Tuesday 25 May 2010

Hilly Hundred - Award-winning Adendum

OK, so we entered the race this year for the personal challenges, the fun, and because it's a good time of year to do some challenging hill work as part of a wider training regime.  Based on the previous 2 years' times, and our predicted finish time, we were a solid bet for 7th place in the mixed-team race.  We didn't care.  We weren't out for any awards.  No pressure, just run.  As it turned out: no pressure, just win

Most of the winning team: Me, Sara Turner (10mi pb by 9 minutes), Tim Heslop, John Peacock, non-running captain Robert Hale, Julian Gillece (first time to run this far), Marie Lord, Johann Importante (previous longest race was 10k); missing runners are Phil Parsons, Caroline Kent, David Hughes

A victory of any type is incredible and worth savouring.  For our team, this result was unbelievable.  Our club has won prizes, individual and team.  But these have been overall race prizes - the best of the best in the race or in each age category.  Today's team was in the "B" mixed-team challenge, and shouldn't have been competitive there on paper.  Only one of the team would have made our "A" team, had it entered.  Otherwise, we ranged from top 10%-30% in our local races to a couple of guys who had never even run 10 miles before.

So, what happened?

When you're racing, it's important to remember that you can only run your race.
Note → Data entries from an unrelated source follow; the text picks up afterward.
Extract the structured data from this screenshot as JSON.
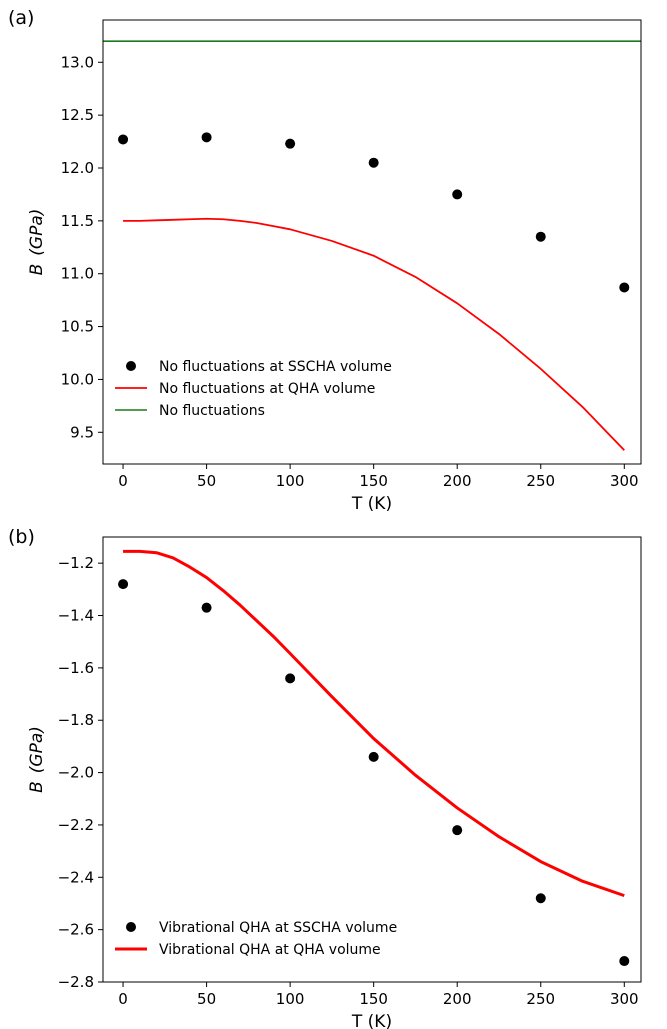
{
  "chart_data": [
    {
      "panel_label": "(a)",
      "type": "line",
      "xlabel": "T (K)",
      "ylabel_main": "B",
      "ylabel_unit": "(GPa)",
      "xlim": [
        -12,
        310
      ],
      "ylim": [
        9.2,
        13.4
      ],
      "xticks": [
        0,
        50,
        100,
        150,
        200,
        250,
        300
      ],
      "yticks": [
        9.5,
        10.0,
        10.5,
        11.0,
        11.5,
        12.0,
        12.5,
        13.0
      ],
      "ytick_decimals": 1,
      "grid": false,
      "legend_position": "lower-left",
      "series": [
        {
          "name": "No fluctuations at SSCHA volume",
          "kind": "scatter",
          "color": "#000000",
          "x": [
            0,
            50,
            100,
            150,
            200,
            250,
            300
          ],
          "y": [
            12.27,
            12.29,
            12.23,
            12.05,
            11.75,
            11.35,
            10.87
          ]
        },
        {
          "name": "No fluctuations at QHA volume",
          "kind": "line",
          "color": "#ff0000",
          "width": 1.8,
          "x": [
            0,
            10,
            20,
            30,
            40,
            50,
            60,
            70,
            80,
            90,
            100,
            125,
            150,
            175,
            200,
            225,
            250,
            275,
            300
          ],
          "y": [
            11.5,
            11.5,
            11.505,
            11.51,
            11.515,
            11.52,
            11.515,
            11.5,
            11.48,
            11.45,
            11.42,
            11.31,
            11.17,
            10.97,
            10.72,
            10.43,
            10.1,
            9.74,
            9.33
          ]
        },
        {
          "name": "No fluctuations",
          "kind": "hline",
          "color": "#1a7a1a",
          "width": 1.6,
          "y": 13.2
        }
      ]
    },
    {
      "panel_label": "(b)",
      "type": "line",
      "xlabel": "T (K)",
      "ylabel_main": "B",
      "ylabel_unit": "(GPa)",
      "xlim": [
        -12,
        310
      ],
      "ylim": [
        -2.8,
        -1.1
      ],
      "xticks": [
        0,
        50,
        100,
        150,
        200,
        250,
        300
      ],
      "yticks": [
        -2.8,
        -2.6,
        -2.4,
        -2.2,
        -2.0,
        -1.8,
        -1.6,
        -1.4,
        -1.2
      ],
      "ytick_decimals": 1,
      "grid": false,
      "legend_position": "lower-left",
      "series": [
        {
          "name": "Vibrational QHA at SSCHA volume",
          "kind": "scatter",
          "color": "#000000",
          "x": [
            0,
            50,
            100,
            150,
            200,
            250,
            300
          ],
          "y": [
            -1.28,
            -1.37,
            -1.64,
            -1.94,
            -2.22,
            -2.48,
            -2.72
          ]
        },
        {
          "name": "Vibrational QHA at QHA volume",
          "kind": "line",
          "color": "#ff0000",
          "width": 3,
          "x": [
            0,
            10,
            20,
            30,
            40,
            50,
            60,
            70,
            80,
            90,
            100,
            125,
            150,
            175,
            200,
            225,
            250,
            275,
            300
          ],
          "y": [
            -1.155,
            -1.155,
            -1.16,
            -1.18,
            -1.215,
            -1.255,
            -1.305,
            -1.36,
            -1.42,
            -1.48,
            -1.545,
            -1.71,
            -1.87,
            -2.01,
            -2.135,
            -2.245,
            -2.34,
            -2.415,
            -2.47
          ]
        }
      ]
    }
  ]
}
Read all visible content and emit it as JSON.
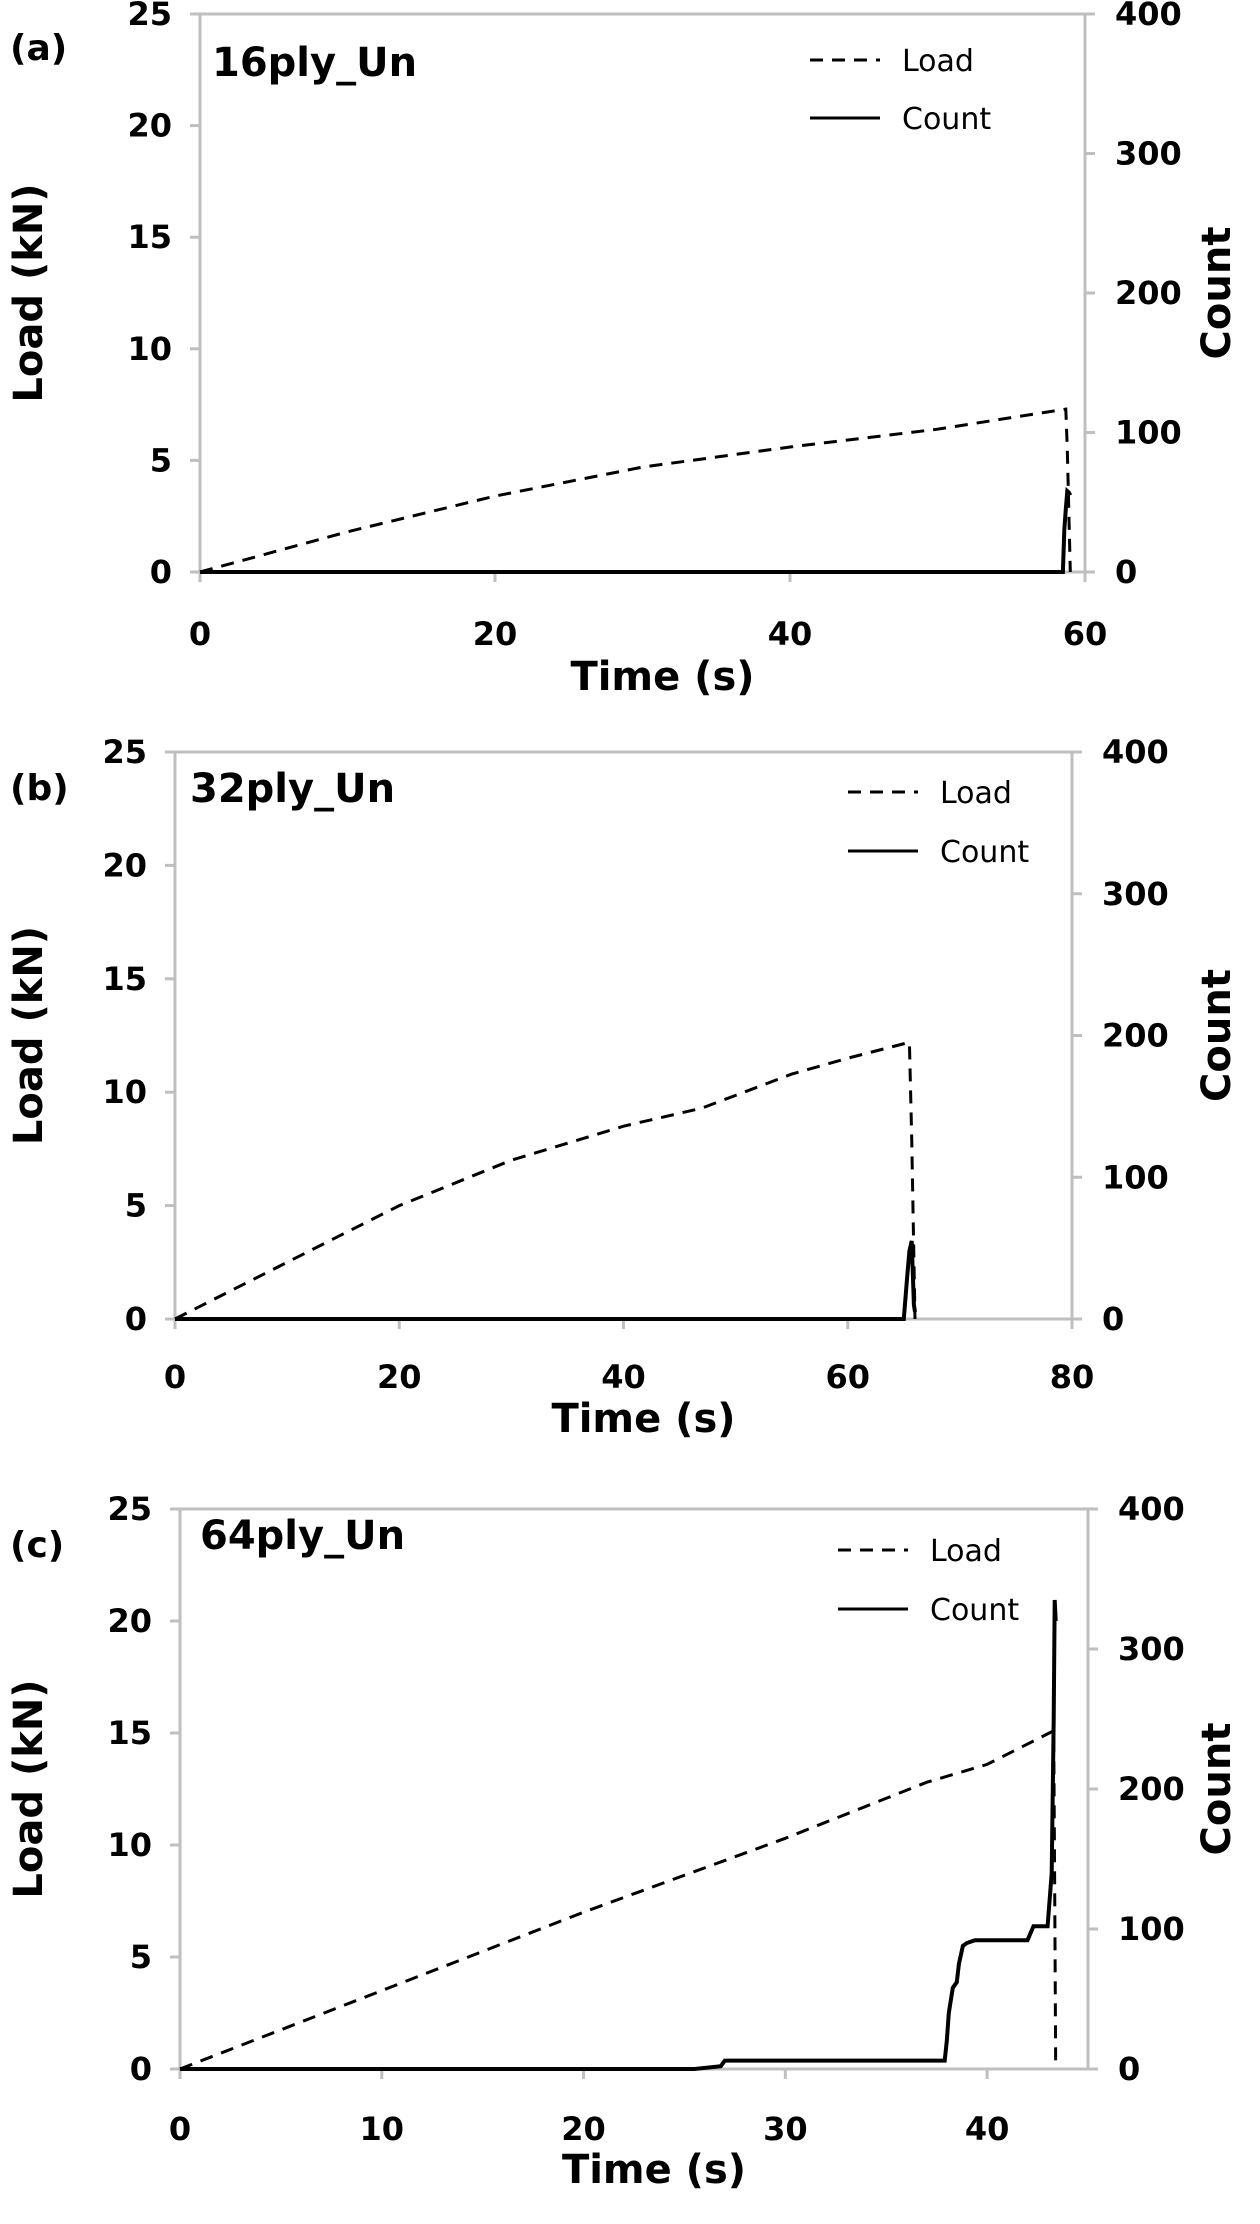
{
  "chart_data": [
    {
      "type": "line",
      "panel_label": "(a)",
      "title": "16ply_Un",
      "xlabel": "Time  (s)",
      "ylabel": "Load  (kN)",
      "y2label": "Count",
      "xlim": [
        0,
        60
      ],
      "ylim": [
        0,
        25
      ],
      "y2lim": [
        0,
        400
      ],
      "xticks": [
        "0",
        "20",
        "40",
        "60"
      ],
      "yticks": [
        "0",
        "5",
        "10",
        "15",
        "20",
        "25"
      ],
      "y2ticks": [
        "0",
        "100",
        "200",
        "300",
        "400"
      ],
      "legend": {
        "placement": "top-right",
        "entries": [
          "Load",
          "Count"
        ]
      },
      "series": [
        {
          "name": "Load",
          "axis": "left",
          "style": "dashed",
          "x": [
            0,
            10,
            20,
            30,
            40,
            50,
            58.7,
            58.8,
            59.0
          ],
          "y": [
            0,
            1.8,
            3.4,
            4.7,
            5.6,
            6.4,
            7.3,
            5.5,
            0
          ]
        },
        {
          "name": "Count",
          "axis": "right",
          "style": "solid",
          "x": [
            0,
            58.5,
            58.6,
            58.7,
            58.8,
            58.9,
            59.0
          ],
          "y": [
            0,
            0,
            30,
            45,
            58,
            57,
            55
          ]
        }
      ]
    },
    {
      "type": "line",
      "panel_label": "(b)",
      "title": "32ply_Un",
      "xlabel": "Time  (s)",
      "ylabel": "Load  (kN)",
      "y2label": "Count",
      "xlim": [
        0,
        80
      ],
      "ylim": [
        0,
        25
      ],
      "y2lim": [
        0,
        400
      ],
      "xticks": [
        "0",
        "20",
        "40",
        "60",
        "80"
      ],
      "yticks": [
        "0",
        "5",
        "10",
        "15",
        "20",
        "25"
      ],
      "y2ticks": [
        "0",
        "100",
        "200",
        "300",
        "400"
      ],
      "legend": {
        "placement": "top-right",
        "entries": [
          "Load",
          "Count"
        ]
      },
      "series": [
        {
          "name": "Load",
          "axis": "left",
          "style": "dashed",
          "x": [
            0,
            10,
            20,
            30,
            40,
            47,
            55,
            60,
            65.5,
            65.7,
            66.0
          ],
          "y": [
            0,
            2.5,
            5.0,
            7.0,
            8.5,
            9.3,
            10.8,
            11.5,
            12.2,
            8,
            0
          ]
        },
        {
          "name": "Count",
          "axis": "right",
          "style": "solid",
          "x": [
            0,
            65.0,
            65.3,
            65.5,
            65.7,
            65.9,
            66.0
          ],
          "y": [
            0,
            0,
            30,
            48,
            55,
            10,
            5
          ]
        }
      ]
    },
    {
      "type": "line",
      "panel_label": "(c)",
      "title": "64ply_Un",
      "xlabel": "Time  (s)",
      "ylabel": "Load  (kN)",
      "y2label": "Count",
      "xlim": [
        0,
        45
      ],
      "ylim": [
        0,
        25
      ],
      "y2lim": [
        0,
        400
      ],
      "xticks": [
        "0",
        "10",
        "20",
        "30",
        "40"
      ],
      "yticks": [
        "0",
        "5",
        "10",
        "15",
        "20",
        "25"
      ],
      "y2ticks": [
        "0",
        "100",
        "200",
        "300",
        "400"
      ],
      "legend": {
        "placement": "top-right",
        "entries": [
          "Load",
          "Count"
        ]
      },
      "series": [
        {
          "name": "Load",
          "axis": "left",
          "style": "dashed",
          "x": [
            0,
            10,
            20,
            30,
            37,
            40,
            43.3,
            43.35,
            43.4
          ],
          "y": [
            0,
            3.5,
            7.0,
            10.3,
            12.8,
            13.6,
            15.1,
            8,
            0
          ]
        },
        {
          "name": "Count",
          "axis": "right",
          "style": "solid",
          "x": [
            0,
            25.5,
            26.8,
            27.0,
            37.9,
            38.0,
            38.1,
            38.3,
            38.5,
            38.6,
            38.8,
            39.0,
            39.4,
            40.0,
            41.0,
            42.0,
            42.3,
            43.0,
            43.2,
            43.3,
            43.35,
            43.4
          ],
          "y": [
            0,
            0,
            2,
            6,
            6,
            20,
            40,
            58,
            62,
            75,
            88,
            90,
            92,
            92,
            92,
            92,
            102,
            102,
            140,
            250,
            335,
            320
          ]
        }
      ]
    }
  ]
}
The other guy will beat you if he's better.  For the Hilly, the temperature jumped into the 30s for the first time since July last year.  Our challenge was against the course and the weather, more than the other teams.  So, we held our form as the sun beat down and accepted that in the heat you have to walk or slow down on occasion.  One of our runners even kept cool on her leg by putting ice cubes in her sports bra - tough lady!  Some runners had tried their legs out in easy training runs two weeks prior, and had run them 10 or more minutes faster than in the race.  The early runners kept close to target times, but it was a struggle.  The goal for the last few runners was simple - finish the leg.  In the end, this goal was the difference between winning and failing to finish.  At 70 miles, we were 45 minutes behind the leaders.  They were racing against the potential of the teams that traditionally finish in the top three.  As the heat mounted, their runner collapsed and was unable to complete the leg (thankfully, with no long-term damage!).  The time pressure accounted for the perennial favourites.

Aside from a very nice trophy, I'm left with the reminder that if you want to compete at anything, you have to be there at the end.


1 comment:

  1. Excellent strategy, excellent philosophy (goes hand-in-hand with you have zero chance to win if you don't compete). Most pour water over their heads to keep from overheating, but whatever works.